Samstag, 24. März 2001

Gerüchte sind für Schlögl ein Blödsinn

Niederösterreichs SPÖ-Vorsitzender und Landeshauptmann-Stellvertreter Karl Schlögl (46) steht offenbar kurz vor dem Rücktritt. Medienberichten zufolge soll er in die Privatwirtschaft wechseln.

Klar bestätigen wollte Schlögl seinen Rücktritt allerdings noch nicht. Auf die Sache angesprochen, habe er auf Auskunft "nächste Woche" vertröstet. Offenbar will die Partei mit der Bekanntgabe der Entscheidung bis nach der Wiener Landtagswahl zuwarten.

Die Rücktrittsgerüchte um seine Person sind für Karl Schlögl "Blödsinn". Mehr wollte der niederösterreichische SP-Landeschef und Landeshauptmannstellvertreter zu der Angelegenheit nicht sagen, teilte Pressesprecher Walter Schneider mit.

In Kreisen der SP-NÖ lösten die Rücktrittsgerüchte um Schlögl unterschiedliche Reaktionen aus.
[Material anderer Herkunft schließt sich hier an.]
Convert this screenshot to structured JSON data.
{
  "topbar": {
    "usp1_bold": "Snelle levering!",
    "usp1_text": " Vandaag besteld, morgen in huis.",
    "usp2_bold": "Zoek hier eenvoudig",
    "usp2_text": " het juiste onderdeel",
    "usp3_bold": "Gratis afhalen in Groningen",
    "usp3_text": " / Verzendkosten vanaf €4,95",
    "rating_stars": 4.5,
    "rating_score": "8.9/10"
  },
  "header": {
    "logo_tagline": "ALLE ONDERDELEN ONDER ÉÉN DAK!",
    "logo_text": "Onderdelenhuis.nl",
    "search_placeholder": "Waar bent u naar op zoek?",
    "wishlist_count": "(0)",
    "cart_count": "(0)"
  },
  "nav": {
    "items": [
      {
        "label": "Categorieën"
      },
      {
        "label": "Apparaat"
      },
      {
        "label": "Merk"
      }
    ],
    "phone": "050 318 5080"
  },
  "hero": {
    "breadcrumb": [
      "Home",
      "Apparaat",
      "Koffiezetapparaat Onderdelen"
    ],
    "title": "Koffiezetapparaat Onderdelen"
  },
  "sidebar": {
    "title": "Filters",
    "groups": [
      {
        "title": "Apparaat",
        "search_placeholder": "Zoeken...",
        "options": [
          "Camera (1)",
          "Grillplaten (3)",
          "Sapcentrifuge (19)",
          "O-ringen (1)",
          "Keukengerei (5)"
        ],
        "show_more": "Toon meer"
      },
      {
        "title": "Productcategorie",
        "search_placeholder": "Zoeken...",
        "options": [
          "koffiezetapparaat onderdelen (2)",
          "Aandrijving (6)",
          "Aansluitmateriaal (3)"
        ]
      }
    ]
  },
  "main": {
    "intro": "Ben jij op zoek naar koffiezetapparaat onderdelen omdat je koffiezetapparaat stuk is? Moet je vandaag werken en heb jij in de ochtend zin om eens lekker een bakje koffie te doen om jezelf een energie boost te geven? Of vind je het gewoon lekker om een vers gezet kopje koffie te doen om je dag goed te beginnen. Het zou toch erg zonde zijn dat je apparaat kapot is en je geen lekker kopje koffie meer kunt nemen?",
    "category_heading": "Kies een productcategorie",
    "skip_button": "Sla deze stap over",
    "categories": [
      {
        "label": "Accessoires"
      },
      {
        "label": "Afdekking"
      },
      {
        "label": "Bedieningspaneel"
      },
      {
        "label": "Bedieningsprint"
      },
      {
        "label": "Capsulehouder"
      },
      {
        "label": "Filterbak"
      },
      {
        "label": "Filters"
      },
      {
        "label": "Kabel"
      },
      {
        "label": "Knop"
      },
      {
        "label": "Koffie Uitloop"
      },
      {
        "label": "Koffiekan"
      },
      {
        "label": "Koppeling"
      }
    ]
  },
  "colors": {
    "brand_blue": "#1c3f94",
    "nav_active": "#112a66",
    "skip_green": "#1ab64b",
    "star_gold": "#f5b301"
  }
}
Sie reichten von "Quatsch" bis zu "Ich glaube, es ist wahr".

Es gebe "keinen Grund, diesen Gerüchten weiter Nahrung zu verschaffen", hieß es in der SP-Landesparteizentrale. Es handle sich um "Quatsch". "Nicht kommentieren" wollte man den angeblich bevor stehenden Schlögl-Rücktritt im Landtagsklub der Sozialdemokraten. "Wir wissen nicht, wie die Gerüchte entstanden sind."

Es sei eine "Ungeheuerlichkeit, was sich abspielt", meinte ein langjähriger SP-Mandatar auf Landesebene. Das sei "mehr als verantwortungslos". Er habe von den Gerüchten "über sieben Ecken erfahren". Nachsatz: "Ich glaube, es ist wahr."

Schlögl hat seine politische Laufbahn bei der SPÖ in Niederösterreich begonnen, wo er von 1978 bis 1985 Bildungsssekretär, später Bürgermeister von Purkersdorf war. 1987 kam er in den Bundesrat, 1991 in den Nationalrat, um schließlich 1995 in die Bundesregierung zu wechseln, zunächst als Beamten-Staatssekretär, dann als Innenminister. In Niederösterreich folgte er 1998 Ernst Höger als NÖ-Landesparteichef nach, 1999 wurde er statt Hannes Bauer stellvertretender Landeshauptmann.